5 High Court Rules 2016, r 14.1(1).
6 Rule 14.2(1)(a).
7 Rule 14.6(4).
8 Rule 14.6(3).
9 Air New Zealand Ltd v Commerce Commission [2007] NZCA 27, [2007] 2 NZLR 494 at [47]–
[48] and [62]; Scandle v Far North District Council HC Whangarei CIV-2008-488-203, 31 March 2011 at [34].
[8] Having reviewed the file and my judgment, I am satisfied that increased costs should be paid by Cushla-Joy to Destinee-Joy, but not by the full amount sought by Destinee-Joy.
[9] It is not open for Cushla-Joy to attempt to revisit the outcome of the application. It is likewise clear that the way in which Cushla-Joy has participated in the proceedings has contributed unnecessarily to the time and expense of the proceeding by ineffectively and unjustifiably blocking the sale of the property after having consented to the order for sale and signing the agreement for sale and purchase. Cushla-Joy’s conduct inevitably required Destinee-Joy to take the application to its conclusion. Even then, Cushla-Joy took what can only be described as a “spoiling role” by not formally participating or raising anything substantive in opposition. She nonetheless indicated throughout that she would do so and ultimately turned up to the hearing notwithstanding the lack of formal steps taken, which increased the costs of Destinee-Joy.
[10] Ultimately, I am satisfied that the appropriate costs calculation is to take scale costs for the proceedings, which I accept are properly calculated in the sum of $15,774, and uplifting those by a total of 30 per cent, reaching a total sum of $20,467.20. I am also satisfied that the disbursements sought are in order.

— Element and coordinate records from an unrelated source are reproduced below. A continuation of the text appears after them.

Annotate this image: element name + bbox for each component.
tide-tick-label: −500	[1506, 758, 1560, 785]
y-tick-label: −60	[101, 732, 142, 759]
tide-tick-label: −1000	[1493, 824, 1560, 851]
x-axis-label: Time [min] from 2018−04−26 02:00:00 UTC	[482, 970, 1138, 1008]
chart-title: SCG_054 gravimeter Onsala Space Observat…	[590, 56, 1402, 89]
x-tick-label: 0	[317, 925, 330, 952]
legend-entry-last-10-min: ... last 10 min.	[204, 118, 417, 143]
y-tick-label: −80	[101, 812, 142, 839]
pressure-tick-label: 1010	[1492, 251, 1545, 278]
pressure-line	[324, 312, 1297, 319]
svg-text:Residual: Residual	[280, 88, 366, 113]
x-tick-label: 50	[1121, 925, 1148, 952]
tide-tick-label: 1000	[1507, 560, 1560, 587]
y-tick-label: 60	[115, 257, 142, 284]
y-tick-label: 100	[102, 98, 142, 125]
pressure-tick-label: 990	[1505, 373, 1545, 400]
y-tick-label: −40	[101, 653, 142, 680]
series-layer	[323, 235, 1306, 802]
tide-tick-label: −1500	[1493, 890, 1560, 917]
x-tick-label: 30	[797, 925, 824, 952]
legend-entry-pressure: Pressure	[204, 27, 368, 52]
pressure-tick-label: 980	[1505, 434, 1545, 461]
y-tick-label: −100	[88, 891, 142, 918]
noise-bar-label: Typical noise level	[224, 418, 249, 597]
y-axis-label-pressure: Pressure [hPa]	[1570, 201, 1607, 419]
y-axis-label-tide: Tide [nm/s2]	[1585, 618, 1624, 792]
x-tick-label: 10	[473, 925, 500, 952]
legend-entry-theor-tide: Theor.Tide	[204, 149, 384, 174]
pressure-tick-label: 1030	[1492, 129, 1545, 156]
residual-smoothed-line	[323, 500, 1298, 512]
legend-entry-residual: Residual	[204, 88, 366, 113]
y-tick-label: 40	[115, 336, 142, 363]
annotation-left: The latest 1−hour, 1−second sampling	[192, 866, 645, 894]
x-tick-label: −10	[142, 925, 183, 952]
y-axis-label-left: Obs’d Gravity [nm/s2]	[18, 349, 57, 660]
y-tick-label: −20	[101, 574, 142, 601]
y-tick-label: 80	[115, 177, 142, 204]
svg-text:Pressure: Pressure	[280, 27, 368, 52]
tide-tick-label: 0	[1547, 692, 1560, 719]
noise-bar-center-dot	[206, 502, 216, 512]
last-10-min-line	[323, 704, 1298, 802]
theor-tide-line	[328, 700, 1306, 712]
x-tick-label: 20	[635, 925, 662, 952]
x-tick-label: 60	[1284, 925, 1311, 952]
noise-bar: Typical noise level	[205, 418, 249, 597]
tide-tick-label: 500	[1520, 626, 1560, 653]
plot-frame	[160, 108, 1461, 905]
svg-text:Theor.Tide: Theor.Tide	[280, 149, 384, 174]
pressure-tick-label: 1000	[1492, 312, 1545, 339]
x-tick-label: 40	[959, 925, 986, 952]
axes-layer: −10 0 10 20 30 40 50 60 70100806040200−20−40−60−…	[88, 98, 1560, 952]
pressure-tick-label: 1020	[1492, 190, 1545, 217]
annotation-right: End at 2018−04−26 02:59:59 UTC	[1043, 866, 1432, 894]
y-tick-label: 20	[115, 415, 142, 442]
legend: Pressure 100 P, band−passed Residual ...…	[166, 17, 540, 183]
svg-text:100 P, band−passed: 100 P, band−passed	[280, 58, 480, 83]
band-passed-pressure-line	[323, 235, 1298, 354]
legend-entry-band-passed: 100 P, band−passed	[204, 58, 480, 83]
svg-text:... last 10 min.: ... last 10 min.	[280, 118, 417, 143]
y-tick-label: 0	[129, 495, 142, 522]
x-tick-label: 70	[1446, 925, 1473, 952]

[11] As noted, Destinee-Joy seeks that the costs awarded be deducted from Cushla- Joy’s share of the estate. This issue was considered by Cooke J in Hennessey v Hennessey.10 This case involved the successful removal of one trustee and executor of an estate by the other, and the successful plaintiff sought that the costs payable be deducted from the defendant’s share of the estate. His Honour however concluded:11
I do not think there is jurisdiction for the Court to make that order. In his supplementary submissions Mr Sheppard indicated he could find no previous case where such orders had been made, but referred to s 81(2) of the Trusts Act 2019 and s 38(2) of the Trustee Act 1956. But these provisions are directed to costs incurred by the trustee, and not costs award against a beneficiary in the trustee’s favour. The defendant’s liability under the costs award can be addressed by the plaintiff in her capacity as administrator. I proceed on the assumption that the plaintiff’s legal costs are being met out of the estate.
10 Hennessy v Hennessey [2021] NZHC 1198.
11 At [18].
[12]Given that position and for the same reasons I take this second issue no further.
Decision
[13]Cushla-Joy Johnston is to pay Destinee-Joy Johnston-O’Loughlin the sum of
$20,467.20 together with disbursements in the sum of $970, a total of $21,437.20.